Kali ini kujawab pertanyaanmu dengan
menggelengkan kepala.
“Terus?”
“Ini rumahku. Kamu sendiri, ngapain
disini?”
“Biasa, permintaan Nyokap gue.”
Sungguh, aku tak bisa berpikir lagi saat ini. Seluruh pikiranku
dipenuhi oleh suaramu yang seakan menggema keras di gendang telingaku. Seluruh
dunia di sekitarku bagaikan bergerak secara slow motion dan hanya
kau yang menjadi titik fokus pengelihatanku.
Kau dan aku saling diam membisu. Kita hanya memperhatikan orang-orang
lainnya yang sedari tadi terus berlalu-lalang di depan kita berdua.
Sangat kaku.
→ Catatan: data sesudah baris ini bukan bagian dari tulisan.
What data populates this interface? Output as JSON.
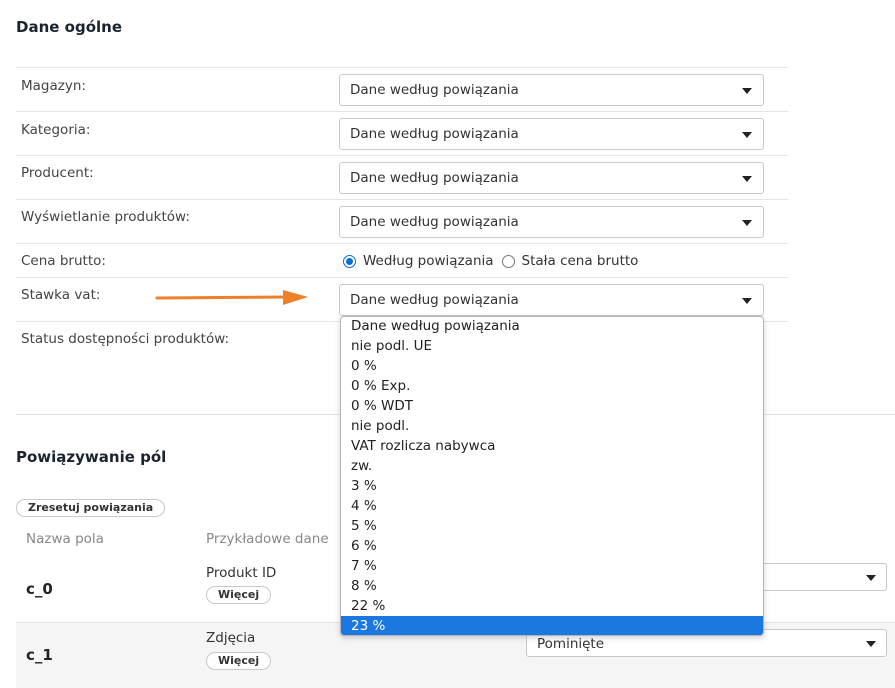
{
  "general": {
    "title": "Dane ogólne",
    "rows": [
      {
        "label": "Magazyn:",
        "value": "Dane według powiązania"
      },
      {
        "label": "Kategoria:",
        "value": "Dane według powiązania"
      },
      {
        "label": "Producent:",
        "value": "Dane według powiązania"
      },
      {
        "label": "Wyświetlanie produktów:",
        "value": "Dane według powiązania"
      }
    ],
    "gross_price": {
      "label": "Cena brutto:",
      "options": [
        {
          "label": "Według powiązania",
          "checked": true
        },
        {
          "label": "Stała cena brutto",
          "checked": false
        }
      ]
    },
    "vat_rate": {
      "label": "Stawka vat:",
      "value": "Dane według powiązania",
      "options": [
        "Dane według powiązania",
        "nie podl. UE",
        "0 %",
        "0 % Exp.",
        "0 % WDT",
        "nie podl.",
        "VAT rozlicza nabywca",
        "zw.",
        "3 %",
        "4 %",
        "5 %",
        "6 %",
        "7 %",
        "8 %",
        "22 %",
        "23 %"
      ],
      "highlighted": "23 %"
    },
    "availability": {
      "label": "Status dostępności produktów:"
    }
  },
  "mapping": {
    "title": "Powiązywanie pól",
    "reset_label": "Zresetuj powiązania",
    "columns": {
      "field_name": "Nazwa pola",
      "sample_data": "Przykładowe dane"
    },
    "rows": [
      {
        "name": "c_0",
        "sample": "Produkt ID",
        "more_label": "Więcej",
        "target": ""
      },
      {
        "name": "c_1",
        "sample": "Zdjęcia",
        "more_label": "Więcej",
        "target": "Pominięte"
      }
    ]
  },
  "colors": {
    "accent": "#1a78e0",
    "arrow": "#f07f2a",
    "title": "#1b2331"
  },
  "icons": {
    "dropdown": "caret-down-icon",
    "arrow": "arrow-right-icon"
  }
}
Tak ada satu katapun yang terlontar dari bibir kita
setelah percakapan tadi.
Detik demi detik, menit demi menit, jam demi jam, kita habiskan
bersama. Membeku di antara kebisuan pada malam tahun baru ini.
PREEETT...PREETT...PREEETTTTTTTT...
Bunyi terompet terdengar di setiap sudut tempat ini. Saat ini tepat
pukul 00.00 WIB.
DAR..DAR..DAR..
Gemerlap cahaya petasan di langit Bandung malam ini nampak begitu
terang dan indah. Kau dan aku, kita, melewati malam ini bersama-sama, melihat
indahnya kilau petasan bersama-sama.
“Happy new year!”, kata-kata itu tiba-tiba terlontar dari bibirmu.
“Iya, happy new year juga ya!”, balasku dengan senyum yang kuusahakan
semanis mungkin.
DAG..DIG..DUG..
Ah, jantungku, mengapa bisa seperti ini?
“Oh ya, nama lo siapa?”, pertanyaan itu adalah pertanyaan yang selalu
kutunggu-tunggu sejak dulu.
“Anaya Merista. Panggil Naya aja. Namamu?”, jawabku sambil mengulurkan
tangan seperti orang-orang lain ketika sedang berkenalan dengan orang baru.
“Nama gue.......”, ucapnya dengan suara yang beradu bersama dentuman
bunyi petasan yang lagi-lagi terlihat semakin bersinar dari sini.
Entah mengapa, detakan jantungku semakin jelas terasa ketika kau perlahan-lahan
menyebutkan namamu. Ini aneh. Sungguh aneh. Tapi, akhirnya, imipianku terwujud
juga. Kau memberitaukan namamu secara langsung padaku.